Sandy's Hook and Superman Sam, Theodicy and Responsibility

Last week was the anniversary of the Sandy's Hook Massacre. It took place a week before Eliana's 3rd baby blessing (at Radlett and Bushey Reform, held on my dad's Yahrzeit). I was giving the sermon that week and those reflections, on the horror of sending my new daughter out into a world where children and their teachers and carers are gunned down, has morphed into various pieces, one on Pause for Thought in November, the other in Faiths Initiative, an interfaith magazine published in October. The editor has kindly allowed me a pdf to share it with you - uploaded here to google docs, or here: (and with thanks to my wonderful Aunt Judie Waldman for the photo).

This year, the trauma that has left me in tears on an almost nightly basis is the amazingly powerful blog by the parents of Sam Sommer, both Rabbis, but largely by his mum, Rabbi Phyllis Sommer - Ima on the Bimah. In the blog they chart Sam's diagnosis of leukemia, his treatment, improvement, and then sharp decline. He passed away last week, and I'd already been in tears reading for over a month. Other than twitter exchanges I don't know Rabbi Sommer, but her words and grief have made me, and millions of others, a part of their journey.

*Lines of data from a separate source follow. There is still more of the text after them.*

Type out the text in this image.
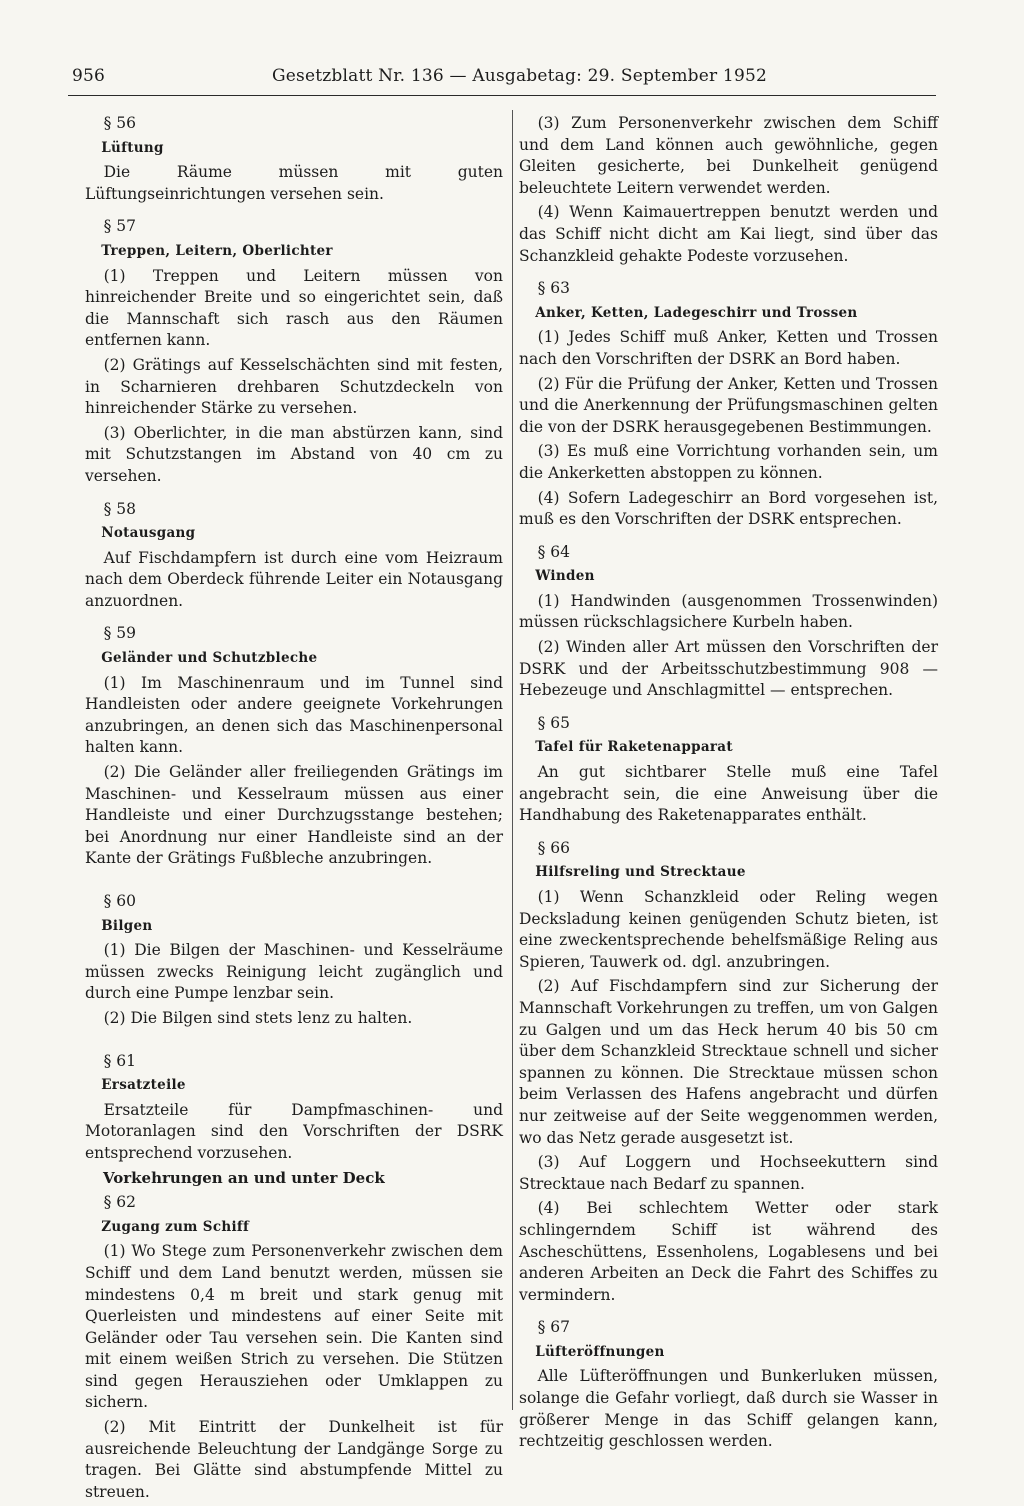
956	Gesetzblatt Nr. 136 — Ausgabetag: 29. September 1952

§ 56

Lüftung

Die Räume müssen mit guten Lüftungseinrichtungen versehen sein.

§ 57

Treppen, Leitern, Oberlichter

(1) Treppen und Leitern müssen von hinreichender Breite und so eingerichtet sein, daß die Mannschaft sich rasch aus den Räumen entfernen kann.

(2) Grätings auf Kesselschächten sind mit festen, in Scharnieren drehbaren Schutzdeckeln von hinreichender Stärke zu versehen.

(3) Oberlichter, in die man abstürzen kann, sind mit Schutzstangen im Abstand von 40 cm zu versehen.

§ 58

Notausgang

Auf Fischdampfern ist durch eine vom Heizraum nach dem Oberdeck führende Leiter ein Notausgang anzuordnen.

§ 59

Geländer und Schutzbleche

(1) Im Maschinenraum und im Tunnel sind Handleisten oder andere geeignete Vorkehrungen anzubringen, an denen sich das Maschinenpersonal halten kann.

(2) Die Geländer aller freiliegenden Grätings im Maschinen- und Kesselraum müssen aus einer Handleiste und einer Durchzugsstange bestehen; bei Anordnung nur einer Handleiste sind an der Kante der Grätings Fußbleche anzubringen.

§ 60

Bilgen

(1) Die Bilgen der Maschinen- und Kesselräume müssen zwecks Reinigung leicht zugänglich und durch eine Pumpe lenzbar sein.

(2) Die Bilgen sind stets lenz zu halten.

§ 61

Ersatzteile

Ersatzteile für Dampfmaschinen- und Motoranlagen sind den Vorschriften der DSRK entsprechend vorzusehen.

Vorkehrungen an und unter Deck

§ 62

Zugang zum Schiff

(1) Wo Stege zum Personenverkehr zwischen dem Schiff und dem Land benutzt werden, müssen sie mindestens 0,4 m breit und stark genug mit Querleisten und mindestens auf einer Seite mit Geländer oder Tau versehen sein. Die Kanten sind mit einem weißen Strich zu versehen. Die Stützen sind gegen Herausziehen oder Umklappen zu sichern.

(2) Mit Eintritt der Dunkelheit ist für ausreichende Beleuchtung der Landgänge Sorge zu tragen. Bei Glätte sind abstumpfende Mittel zu streuen.

(3) Zum Personenverkehr zwischen dem Schiff und dem Land können auch gewöhnliche, gegen Gleiten gesicherte, bei Dunkelheit genügend beleuchtete Leitern verwendet werden.

(4) Wenn Kaimauertreppen benutzt werden und das Schiff nicht dicht am Kai liegt, sind über das Schanzkleid gehakte Podeste vorzusehen.

§ 63

Anker, Ketten, Ladegeschirr und Trossen

(1) Jedes Schiff muß Anker, Ketten und Trossen nach den Vorschriften der DSRK an Bord haben.

(2) Für die Prüfung der Anker, Ketten und Trossen und die Anerkennung der Prüfungsmaschinen gelten die von der DSRK herausgegebenen Bestimmungen.

(3) Es muß eine Vorrichtung vorhanden sein, um die Ankerketten abstoppen zu können.

(4) Sofern Ladegeschirr an Bord vorgesehen ist, muß es den Vorschriften der DSRK entsprechen.

§ 64

Winden

(1) Handwinden (ausgenommen Trossenwinden) müssen rückschlagsichere Kurbeln haben.

(2) Winden aller Art müssen den Vorschriften der DSRK und der Arbeitsschutzbestimmung 908 — Hebezeuge und Anschlagmittel — entsprechen.

§ 65

Tafel für Raketenapparat

An gut sichtbarer Stelle muß eine Tafel angebracht sein, die eine Anweisung über die Handhabung des Raketenapparates enthält.

§ 66

Hilfsreling und Strecktaue

(1) Wenn Schanzkleid oder Reling wegen Decksladung keinen genügenden Schutz bieten, ist eine zweckentsprechende behelfsmäßige Reling aus Spieren, Tauwerk od. dgl. anzubringen.

(2) Auf Fischdampfern sind zur Sicherung der Mannschaft Vorkehrungen zu treffen, um von Galgen zu Galgen und um das Heck herum 40 bis 50 cm über dem Schanzkleid Strecktaue schnell und sicher spannen zu können. Die Strecktaue müssen schon beim Verlassen des Hafens angebracht und dürfen nur zeitweise auf der Seite weggenommen werden, wo das Netz gerade ausgesetzt ist.

(3) Auf Loggern und Hochseekuttern sind Strecktaue nach Bedarf zu spannen.

(4) Bei schlechtem Wetter oder stark schlingerndem Schiff ist während des Ascheschüttens, Essenholens, Logablesens und bei anderen Arbeiten an Deck die Fahrt des Schiffes zu vermindern.

§ 67

Lüfteröffnungen

Alle Lüfteröffnungen und Bunkerluken müssen, solange die Gefahr vorliegt, daß durch sie Wasser in größerer Menge in das Schiff gelangen kann, rechtzeitig geschlossen werden.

Superman: Sam Sommer lost his battle with cancer early Saturday morning after a brave, year-long fightOver 1000 people showed up to Sam's funeral this week. His story has made it not only into his local papers, but into the Daily Mail here in the UK. A group of Rabbis are responding to this tragedy by shaving their heads in 2014 to raise money for research into childhood cancers. The most incredible theological response to this has come from one of the shaving Rabbis, who has written a Letter From a Pissed off God: we have been given intelligence and skills and many have money beyond measure. How are we still allowing children to die? How have we not sorted this? God doesn't want these children in Eternal company. God wants them to live full and long lives. We have to work harder to make that a reality.